Com efeito, eu quando falo aqui do Papa, falo bem
entendido dos Papas dos nossos dias, mas falo dos Papas de todos os séculos, do
Papado ao longo da história, com sua missão grandiosa, na continuidade
admirável dos Papas autênticos em relação à São Pedro que foi o fundamento
escolhido por Nosso Senhor.
O Papa, visto assim, é o eixo da História. Ele é o
eixo da história da Igreja. E como a história da Igreja é, por sua vez, o eixo
da história do mundo, o Papa é o eixo da história do mundo.
A devoção ao Papa é fundamentalmente a devoção ao Papado.
A devoção à Cátedra infalível da verdade. E toca aos católicos – na
continuidade dos ensinamentos autenticamente ensinados pelo autêntico
magistério da Igreja –, toca aos católicos devotarem a esse ensinamento uma
dedicação, uma entrega, uma adesão, uma submissão sem limites.
Nas antigas torres de igreja, assim que a arte
mecânica entre os homens progrediu bastante para que eles pudessem fabricar relógios
mecânicos – o que os senhores sabem que se deu na Idade Média – a Igreja
começou colocar relógios na torre dela. E quis se ver nisso um símbolo muito
poético: é que a Igreja indica a hora certa do pensamento humano.

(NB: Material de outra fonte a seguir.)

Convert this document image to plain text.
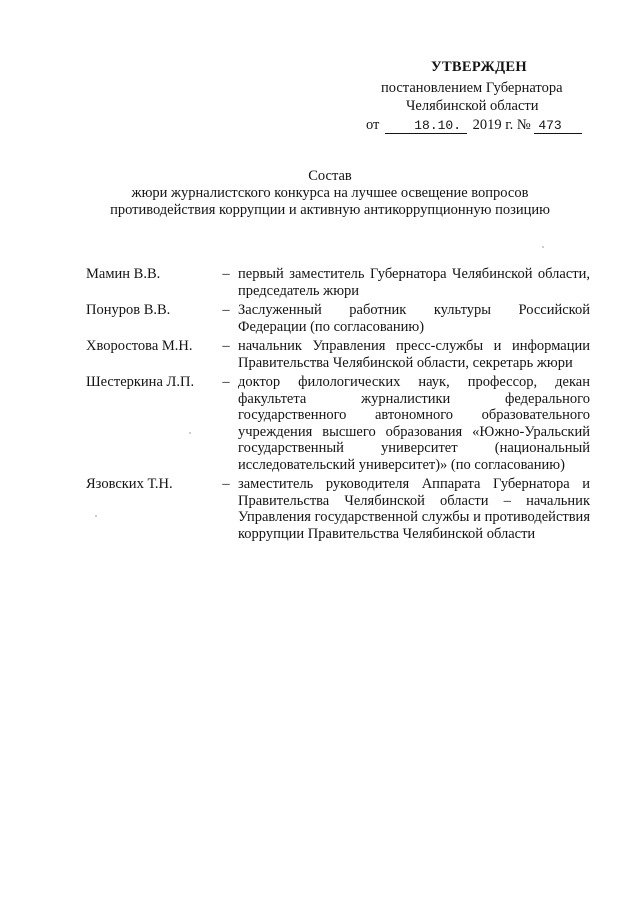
УТВЕРЖДЕН
постановлением Губернатора
Челябинской области
от	18.10. 2019 г. № 473
Состав
жюри журналистского конкурса на лучшее освещение вопросов
противодействия коррупции и активную антикоррупционную позицию
Мамин В.В.	– первый заместитель Губернатора Челябинской области, председатель жюри
Понуров В.В.	– Заслуженный работник культуры Российской Федерации (по согласованию)
Хворостова М.Н.	– начальник Управления пресс-службы и информации Правительства Челябинской области, секретарь жюри
Шестеркина Л.П.	– доктор филологических наук, профессор, декан факультета журналистики федерального государственного автономного образовательного учреждения высшего образования «Южно-Уральский государственный университет (национальный исследовательский университет)» (по согласованию)
Язовских Т.Н.	– заместитель руководителя Аппарата Губернатора и Правительства Челябинской области – начальник Управления государственной службы и противодействия коррупции Правительства Челябинской области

Para Ela todos se voltam acertando seus relógios
individuais, suas mentes individuais. Não pode haver coisa mais preciosa para o
gênero humano, para pôr o gênero humano em ordem, para a civilização cristã e
para chegarem ao Céu do que a infalibilidade da Igreja assegurada
principalmente nos documentos pontifícios. Nos documentos pontifícios
verdadeira e autenticamente infalíveis segundo os preceitos do direito
canônico.
Nessas condições, é com emoção que também me refiro ao
Papa e às 3 rosas dos bem-aventurados que o Mons. de Segur
desta maneira mencionava.
Com os olhos postos nesta trilogia tão grata ao
espírito de todos nós, eu julgo que nossa exposição se termina naturalmente e
harmonicamente, em três temas que são o ponto de encontro de nossas
inteligências e de nossos corações. E, nesse espírito de amor e de união em
Nosso Senhor Jesus Cristo, em Nossa Senhora, em São Pedro, eu me despeço muito
cordialmente de todos que tiveram a gentileza de querer me ouvir.